InterContinental Kigali, Rwanda

The InterContinental Kigali is a gateway for growing numbers of tourists visiting Rwanda. Its presence has also dramatically enhanced the lives of its employees and suppliers

With the film Hotel Rwanda drawing three Oscar nominations earlier this year, media attention has been focused on the genocides committed during the Rwanda conflict in the early 1990s. Over the course of 100 days, nearly one million people were killed, but the plight of the Tutsis against the Hutu militia was largely ignored.

The film is based on the true story of Paul Rusesabagina, manager of the Hotel des Milles Couines, who housed over a thousand Tutsi refugees and ultimately saved their lives. Ten years on, Rwanda is a growing destination with tourism a key driver in regenerating the country.

Visitor numbers are predicted to rise by as much as 750% in 2005. A few blocks away from the Hotel des Milles Collines in Kigali's stylish Rue de Revolution is the five-star InterContinental Hotel Kigali which opened in February 2004.

It is operated by Southern Sun and employs around 150 full time staff, mostly local people, l\1any of whom had no previous experience of the hotel industry. The aim is that over the next two years the percentage of Rwandan staff, particularly those in senior positions, will increase even further. Building an InterContinental Hotel in the heart of Africa is a huge construction and environmental challenge. Once built, the challenges did not end.

Finding people with the international hospitality skills that guests expect is not easy in a country where survival is still an aspiration and the number of hotels, country-wide, can be counted on one hand. From housekeeping to banqueting, Southern Sun had to build a team capable of 'making it happen' 24 hours a day and seven days a week. Sourcing guest toiletries, fresh tomatoes and even mushrooms became major initiatives in their own right.

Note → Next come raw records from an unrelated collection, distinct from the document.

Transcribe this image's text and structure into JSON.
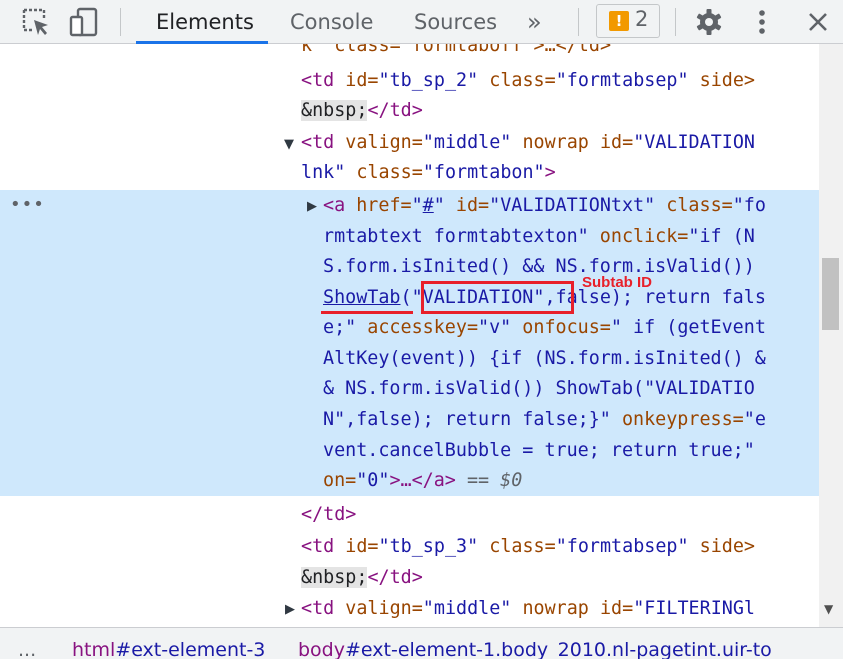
{
  "toolbar": {
    "tabs": [
      "Elements",
      "Console",
      "Sources"
    ],
    "more_tabs": "»",
    "issues_count": "2",
    "issues_icon_glyph": "!"
  },
  "code_lines": {
    "l0": "k\" class=\"formtaboff\">…</td>",
    "l1_tag1": "<td",
    "l1_an1": " id=",
    "l1_av1": "\"tb_sp_2\"",
    "l1_an2": " class=",
    "l1_av2": "\"formtabsep\"",
    "l1_an3": " side>",
    "l2_ent": "&nbsp;",
    "l2_tag": "</td>",
    "l3_tag1": "<td",
    "l3_an1": " valign=",
    "l3_av1": "\"middle\"",
    "l3_an2": " nowrap",
    "l3_an3": " id=",
    "l3_av3": "\"VALIDATION",
    "l4_av": "lnk\"",
    "l4_an": " class=",
    "l4_av2": "\"formtabon\"",
    "l4_tag": ">",
    "l5_tag": "<a",
    "l5_an1": " href=",
    "l5_q1": "\"",
    "l5_link": "#",
    "l5_q2": "\"",
    "l5_an2": " id=",
    "l5_av2": "\"VALIDATIONtxt\"",
    "l5_an3": " class=",
    "l5_av3": "\"fo",
    "l6_av": "rmtabtext formtabtexton\"",
    "l6_an": " onclick=",
    "l6_av2": "\"if (N",
    "l7": "S.form.isInited() && NS.form.isValid())",
    "l8_link": "ShowTab",
    "l8_rest": "(\"VALIDATION\",false); return fals",
    "l9_av": "e;\"",
    "l9_an": " accesskey=",
    "l9_av2": "\"v\"",
    "l9_an2": " onfocus=",
    "l9_av3": "\" if (getEvent",
    "l10": "AltKey(event)) {if (NS.form.isInited() &",
    "l11": "& NS.form.isValid()) ShowTab(\"VALIDATIO",
    "l12_av": "N\",false); return false;}\"",
    "l12_an": " onkeypress=",
    "l12_av2": "\"e",
    "l13": "vent.cancelBubble = true; return true;\"",
    "l14_an": "on=",
    "l14_av": "\"0\"",
    "l14_tag": ">…</a>",
    "l14_dim": " == $0",
    "l15_tag": "</td>",
    "l16_tag1": "<td",
    "l16_an1": " id=",
    "l16_av1": "\"tb_sp_3\"",
    "l16_an2": " class=",
    "l16_av2": "\"formtabsep\"",
    "l16_an3": " side>",
    "l17_ent": "&nbsp;",
    "l17_tag": "</td>",
    "l18_tag1": "<td",
    "l18_an1": " valign=",
    "l18_av1": "\"middle\"",
    "l18_an2": " nowrap",
    "l18_an3": " id=",
    "l18_av3": "\"FILTERINGl"
  },
  "annotation": {
    "label": "Subtab ID"
  },
  "row_menu": "•••",
  "breadcrumb": {
    "dots": "...",
    "items": [
      {
        "tag": "html",
        "id": "#ext-element-3"
      },
      {
        "tag": "body",
        "id": "#ext-element-1",
        "cls": ".body_2010.nl-pagetint.uir-to"
      }
    ]
  },
  "colors": {
    "accent": "#1a73e8",
    "selection": "#cfe8fc",
    "annotation": "#e8202a",
    "warning": "#f29900"
  }
}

George Cohen, General Manager, and his team have reached out and connected with the Rwandan community, overcoming the technical difficulties of a very poor road system, no continuous or reliable supply of electricity, mains water that does not meet international standards, insufficient refrigeration and chiller facilities and little knowledge of international food handling and preparation standards to create a real InterContinental hotel.

To address these obstacles, it was necessary to incorporate a dedicated sewage treatment plant, a water purification system with sufficient storage for two weeks, on-site generators, and a laundry, butchery and bakery (bread-making was a particular challenge since no wheat is grown in the country).

Southern Sun and InterContinental Hotels Group (lHG) encouraged members of the local community to apply for jobs across a range of departments, but instead of basing the selection process upon experience (which the people didn't have), the criteria were the ability to learn and a desire to deliver a high quality service. The necessary knowledge and skills were provided through the project's training academy where Rwandans who had never before even seen a hotel were taught how to operate one.

For a time the hotel imported food produce from Uganda, Kenya and South Africa. However, Rwanda is a fertile country and its hills are scattered with small farms so Executive Chef Gary Lane has invested time in educating farmers on how to produce-five star quality produce. Eggs and milk are now purchased locally, local cheeses are on the menus, guests can now enjoy Rwandan steaks and, for the first time, mushrooms are grown in Rwanda. In a short period of time the hotel has become a catalyst for wealth creation.

Employment at the InterContinental has given staff their first bank accounts. For many female members of the community this one act gave a freedom and independence they had never previously experienced. Courses have been given on western hygiene practices that can be adopted by employees and their families at home. The hotel also has a full time doctor and nurse who provide on-site medical care to employees and their immediate families. Last February the hotel hosted the New Partnership for Africa's Development (NEPAD) Heads of State Meeting which was a milestone for Rwanda. Viewed against the backdrop of the country's recent history and the scars still borne by its people, the opening of the InterContinental Kigali is both a remarkable and inspiring story.